The year of 1816 was both a propitious one for the family and also one of great sorrow. In the summer of that year, in an attempt to improve Percy Shelley’s health, the couple decided to travel to Switzerland with their great good friend, and fellow Romantic poet, Lord Byron (who we will definitely learn more about later). It was an unseasonably wet and chilly summer and the vacationers found themselves cooped up and bored in Byron’s villa. Byron suggested during one particularly wet and stormy night that for fun everyone should write a ghost story and whoever wrote the best story would win. Mary Wollstonecraft Godwin won the competition when - after she had finished reading the first draft of her “ghost story” - Byron ran shrieking from the room. This was the night Mary gave birth to her most famous creation, the frightening gothic tale of promethean ambition which became the book you are reading now - FRANKENSTEIN.

However, the rest of the year was a succession of one tragedy quickly following on the heels of another. In November, Mary’s half-sister committed suicide. And in December, Harriet, Shelley’s wife, suffering the horrors of the 19th Century’s callous disregard for destitute and abandoned mothers, drowned herself.

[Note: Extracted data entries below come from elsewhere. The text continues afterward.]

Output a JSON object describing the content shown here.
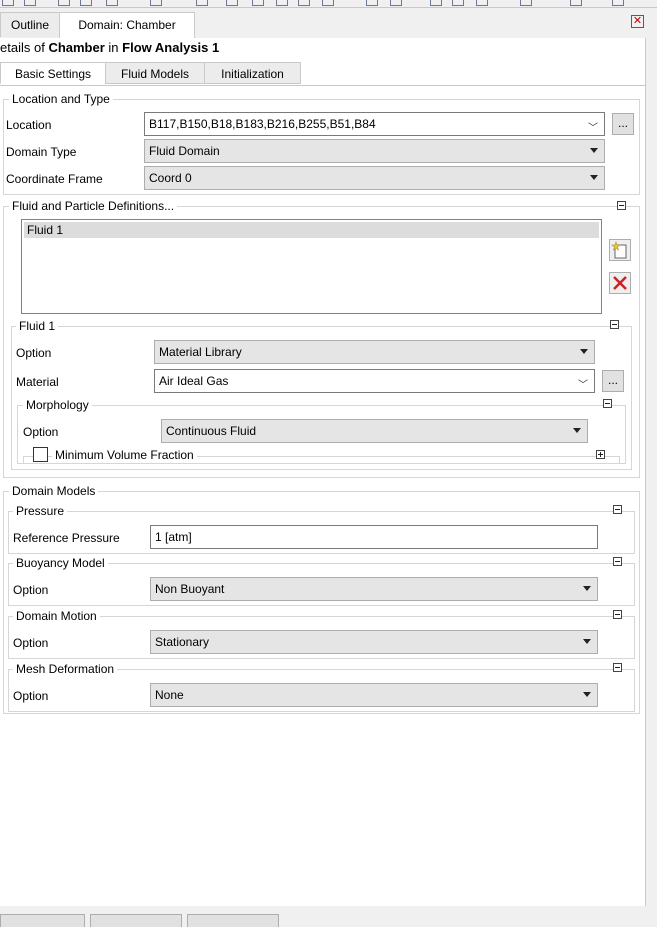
{
  "tabs": {
    "outline": "Outline",
    "domain": "Domain: Chamber"
  },
  "title": {
    "prefix": "etails of",
    "object": "Chamber",
    "in": "in",
    "context": "Flow Analysis 1"
  },
  "subtabs": [
    "Basic Settings",
    "Fluid Models",
    "Initialization"
  ],
  "location_and_type": {
    "legend": "Location and Type",
    "location_label": "Location",
    "location_value": "B117,B150,B18,B183,B216,B255,B51,B84",
    "ellipsis": "...",
    "domain_type_label": "Domain Type",
    "domain_type_value": "Fluid Domain",
    "coord_label": "Coordinate Frame",
    "coord_value": "Coord 0"
  },
  "fluid_defs": {
    "legend": "Fluid and Particle Definitions...",
    "items": [
      "Fluid 1"
    ]
  },
  "fluid1": {
    "legend": "Fluid 1",
    "option_label": "Option",
    "option_value": "Material Library",
    "material_label": "Material",
    "material_value": "Air Ideal Gas",
    "ellipsis": "...",
    "morphology": {
      "legend": "Morphology",
      "option_label": "Option",
      "option_value": "Continuous Fluid",
      "min_vol_label": "Minimum Volume Fraction"
    }
  },
  "domain_models": {
    "legend": "Domain Models",
    "pressure": {
      "legend": "Pressure",
      "label": "Reference Pressure",
      "value": "1 [atm]"
    },
    "buoyancy": {
      "legend": "Buoyancy Model",
      "label": "Option",
      "value": "Non Buoyant"
    },
    "motion": {
      "legend": "Domain Motion",
      "label": "Option",
      "value": "Stationary"
    },
    "mesh": {
      "legend": "Mesh Deformation",
      "label": "Option",
      "value": "None"
    }
  },
  "colors": {
    "delete_icon": "#cc2222",
    "new_icon": "#e8c840"
  }
}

With Harriet's suicide finally releasing them to marry, Percy and Mary, traveled to England and married in the waning days of 1816 - December 30, 1816, to be exact, just a few short weeks following his wife's death. In 1817, a third child, a daughter named Clara, was born to the couple.

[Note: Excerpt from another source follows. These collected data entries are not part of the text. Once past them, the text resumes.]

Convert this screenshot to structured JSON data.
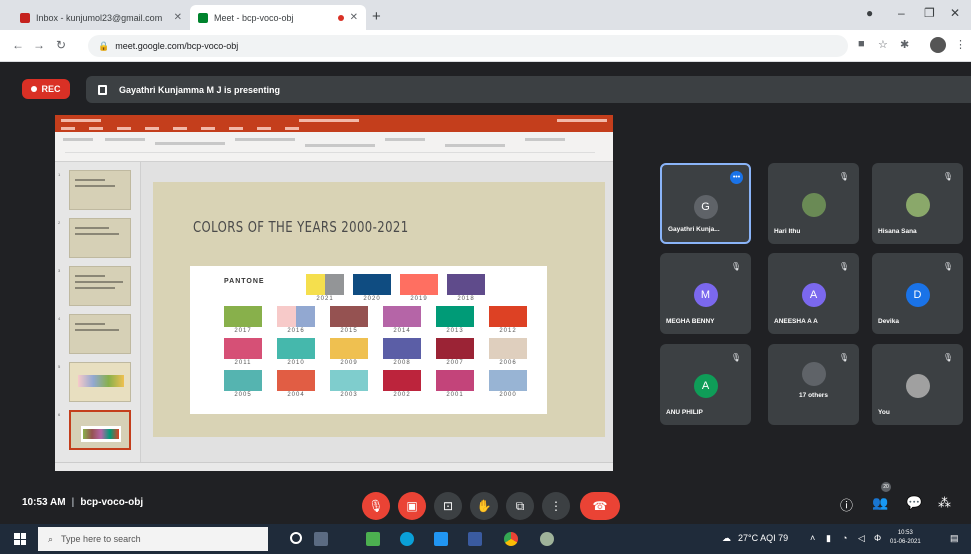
{
  "browser": {
    "tabs": [
      {
        "title": "Inbox - kunjumol23@gmail.com",
        "active": false
      },
      {
        "title": "Meet - bcp-voco-obj",
        "active": true
      }
    ],
    "address": "meet.google.com/bcp-voco-obj"
  },
  "meet": {
    "rec_label": "REC",
    "presenting_text": "Gayathri Kunjamma M J is presenting",
    "time": "10:53 AM",
    "meeting_code": "bcp-voco-obj",
    "participant_count": "20",
    "participants": [
      {
        "name": "Gayathri Kunja...",
        "initial": "G",
        "color": "#5f6368",
        "type": "letter"
      },
      {
        "name": "Hari Ithu",
        "initial": "",
        "color": "#6a8a55",
        "type": "photo"
      },
      {
        "name": "Hisana Sana",
        "initial": "",
        "color": "#8aa86a",
        "type": "photo"
      },
      {
        "name": "MEGHA BENNY",
        "initial": "M",
        "color": "#7b68ee",
        "type": "letter"
      },
      {
        "name": "ANEESHA A A",
        "initial": "A",
        "color": "#7b68ee",
        "type": "letter"
      },
      {
        "name": "Devika",
        "initial": "D",
        "color": "#1a73e8",
        "type": "letter"
      },
      {
        "name": "ANU PHILIP",
        "initial": "A",
        "color": "#0f9d58",
        "type": "letter"
      },
      {
        "name": "17 others",
        "initial": "",
        "color": "#5f6368",
        "type": "others"
      },
      {
        "name": "You",
        "initial": "",
        "color": "#a0a0a0",
        "type": "photo"
      }
    ]
  },
  "slide": {
    "title": "COLORS OF THE YEARS 2000-2021",
    "brand": "PANTONE",
    "chips": [
      {
        "year": "2021",
        "colors": [
          "#f5df4d",
          "#939597"
        ]
      },
      {
        "year": "2020",
        "colors": [
          "#0f4c81"
        ]
      },
      {
        "year": "2019",
        "colors": [
          "#ff6f61"
        ]
      },
      {
        "year": "2018",
        "colors": [
          "#5f4b8b"
        ]
      },
      {
        "year": "2017",
        "colors": [
          "#88b04b"
        ]
      },
      {
        "year": "2016",
        "colors": [
          "#f7cac9",
          "#92a8d1"
        ]
      },
      {
        "year": "2015",
        "colors": [
          "#955251"
        ]
      },
      {
        "year": "2014",
        "colors": [
          "#b565a7"
        ]
      },
      {
        "year": "2013",
        "colors": [
          "#009b77"
        ]
      },
      {
        "year": "2012",
        "colors": [
          "#dd4124"
        ]
      },
      {
        "year": "2011",
        "colors": [
          "#d65076"
        ]
      },
      {
        "year": "2010",
        "colors": [
          "#45b8ac"
        ]
      },
      {
        "year": "2009",
        "colors": [
          "#efc050"
        ]
      },
      {
        "year": "2008",
        "colors": [
          "#5b5ea6"
        ]
      },
      {
        "year": "2007",
        "colors": [
          "#9b2335"
        ]
      },
      {
        "year": "2006",
        "colors": [
          "#dfcfbe"
        ]
      },
      {
        "year": "2005",
        "colors": [
          "#55b4b0"
        ]
      },
      {
        "year": "2004",
        "colors": [
          "#e15d44"
        ]
      },
      {
        "year": "2003",
        "colors": [
          "#7fcdcd"
        ]
      },
      {
        "year": "2002",
        "colors": [
          "#bc243c"
        ]
      },
      {
        "year": "2001",
        "colors": [
          "#c3447a"
        ]
      },
      {
        "year": "2000",
        "colors": [
          "#98b4d4"
        ]
      }
    ]
  },
  "taskbar": {
    "search_placeholder": "Type here to search",
    "weather": "27°C AQI 79",
    "clock_time": "10:53",
    "clock_date": "01-06-2021"
  }
}
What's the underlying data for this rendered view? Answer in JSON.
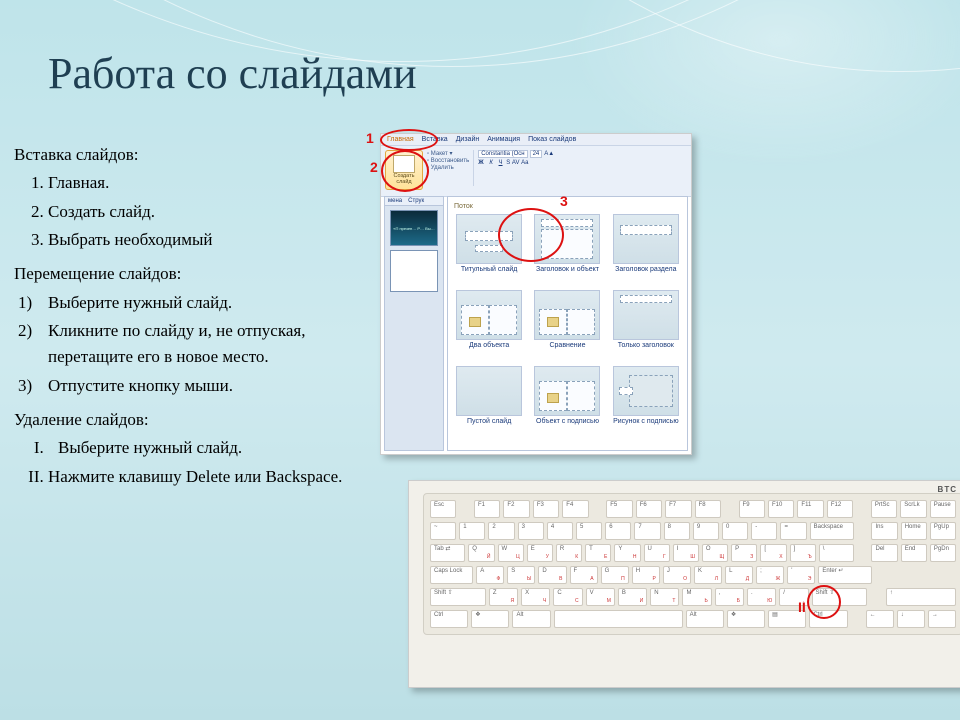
{
  "title": "Работа со слайдами",
  "insert": {
    "heading": "Вставка слайдов:",
    "items": [
      "Главная.",
      "Создать слайд.",
      "Выбрать необходимый"
    ]
  },
  "move": {
    "heading": "Перемещение слайдов:",
    "items": [
      "Выберите нужный слайд.",
      "Кликните по слайду и, не отпуская, перетащите его в новое место.",
      "Отпустите кнопку мыши."
    ]
  },
  "del": {
    "heading": "Удаление слайдов:",
    "items": [
      "Выберите нужный слайд.",
      "Нажмите клавишу Delete или Backspace."
    ]
  },
  "marks": {
    "one": "1",
    "two": "2",
    "three": "3",
    "roman2": "II"
  },
  "ppt": {
    "tabs": [
      "Главная",
      "Вставка",
      "Дизайн",
      "Анимация",
      "Показ слайдов"
    ],
    "new_slide": "Создать слайд",
    "mini": [
      "Макет ▾",
      "Восстановить",
      "Удалить"
    ],
    "group": "Поток",
    "thumb_tabs": [
      "мена",
      "Струк"
    ],
    "thumb_text": "«П презен… Р… Вы…",
    "font_name": "Constantia (Осн",
    "font_size": "24",
    "layouts": [
      "Титульный слайд",
      "Заголовок и объект",
      "Заголовок раздела",
      "Два объекта",
      "Сравнение",
      "Только заголовок",
      "Пустой слайд",
      "Объект с подписью",
      "Рисунок с подписью"
    ]
  },
  "kb": {
    "brand": "BTC",
    "frow": [
      "Esc",
      "F1",
      "F2",
      "F3",
      "F4",
      "F5",
      "F6",
      "F7",
      "F8",
      "F9",
      "F10",
      "F11",
      "F12"
    ],
    "util": [
      "PrtSc",
      "ScrLk",
      "Pause"
    ],
    "row1": [
      "~",
      "1",
      "2",
      "3",
      "4",
      "5",
      "6",
      "7",
      "8",
      "9",
      "0",
      "-",
      "="
    ],
    "back": "Backspace",
    "nav1": [
      "Ins",
      "Home",
      "PgUp"
    ],
    "row2_lead": "Tab ⇄",
    "row2": [
      "Q",
      "W",
      "E",
      "R",
      "T",
      "Y",
      "U",
      "I",
      "O",
      "P",
      "[",
      "]"
    ],
    "row2_ru": [
      "Й",
      "Ц",
      "У",
      "К",
      "Е",
      "Н",
      "Г",
      "Ш",
      "Щ",
      "З",
      "Х",
      "Ъ"
    ],
    "row2_end": "\\",
    "nav2": [
      "Del",
      "End",
      "PgDn"
    ],
    "row3_lead": "Caps Lock",
    "row3": [
      "A",
      "S",
      "D",
      "F",
      "G",
      "H",
      "J",
      "K",
      "L",
      ";",
      "'"
    ],
    "row3_ru": [
      "Ф",
      "Ы",
      "В",
      "А",
      "П",
      "Р",
      "О",
      "Л",
      "Д",
      "Ж",
      "Э"
    ],
    "enter": "Enter ↵",
    "row4_lead": "Shift ⇧",
    "row4": [
      "Z",
      "X",
      "C",
      "V",
      "B",
      "N",
      "M",
      ",",
      ".",
      "/"
    ],
    "row4_ru": [
      "Я",
      "Ч",
      "С",
      "М",
      "И",
      "Т",
      "Ь",
      "Б",
      "Ю",
      "."
    ],
    "row4_end": "Shift ⇧",
    "arrow_up": "↑",
    "row5": [
      "Ctrl",
      "❖",
      "Alt"
    ],
    "row5r": [
      "Alt",
      "❖",
      "▤",
      "Ctrl"
    ],
    "arrows": [
      "←",
      "↓",
      "→"
    ]
  }
}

In 1818, in an attempt to improve Percy Shelley’s health, the family moved to the warmer climate of Italy where he and Mary’s fates were forever altered. There followed in quick succession in 1818 and 1819, the deaths of two of their children: William, their first surviving child, died in 1818, only to be followed in 1819 by the death of Clara. Grief stricken and despondent, Mary rallied in November of 1819, in Florence with the birth of a second son whom they named Percy, the only Shelley child to survive into adulthood.

On July 8, 1822, Percy Bysshe Shelley drowned in a boating accident. His body was found washed ashore two weeks later - a volume of Sophocles and a book of poetry by John Keats were found in his pocket. As his body was consumed by a pyre on the shore, Lord Byron swam out to sea to watch the rising smoke carry off the soul of his friend.

Mary Shelley, widowed at the age of twenty-five, having born four children and lost three already, and now the mother of a small child, had to support herself by her writings, and by editing and publishing her husband’s poetry. Her father-in-law, Sir Timothy Shelley, did not want his son’s already scandal-wracked name to be printed in the newspaper ever again, and was resistant to the idea of his son’s poetry being published at all. Sir Timothy thought, as did all upper-crust men, that notoriety and poetry were not things men of good breeding dabbled in. To our luck Mary Shelley persisted in preserving the writings of one of our greatest Romantic poets and continued to write and create more of her own books, which included VALPERGA, written after the birth of her sole surviving son, Percy, and THE LAST MAN, which dealt with wide spread catastrophe, plus many more books and articles, but none were as popular or achieved the success of her first attempt, FRANKENSTEIN.

Mary and Percy Bysshe Shelley’s son, Percy, graduated from Dublin’s prestigious university, Trinity College, and eventually married. Mary lived with her son and daughter-in-law, and continued writing and traveling, when, at the age of forty-eight, she developed a brain tumor and was nursed by her son until her death at the age of fifty-two.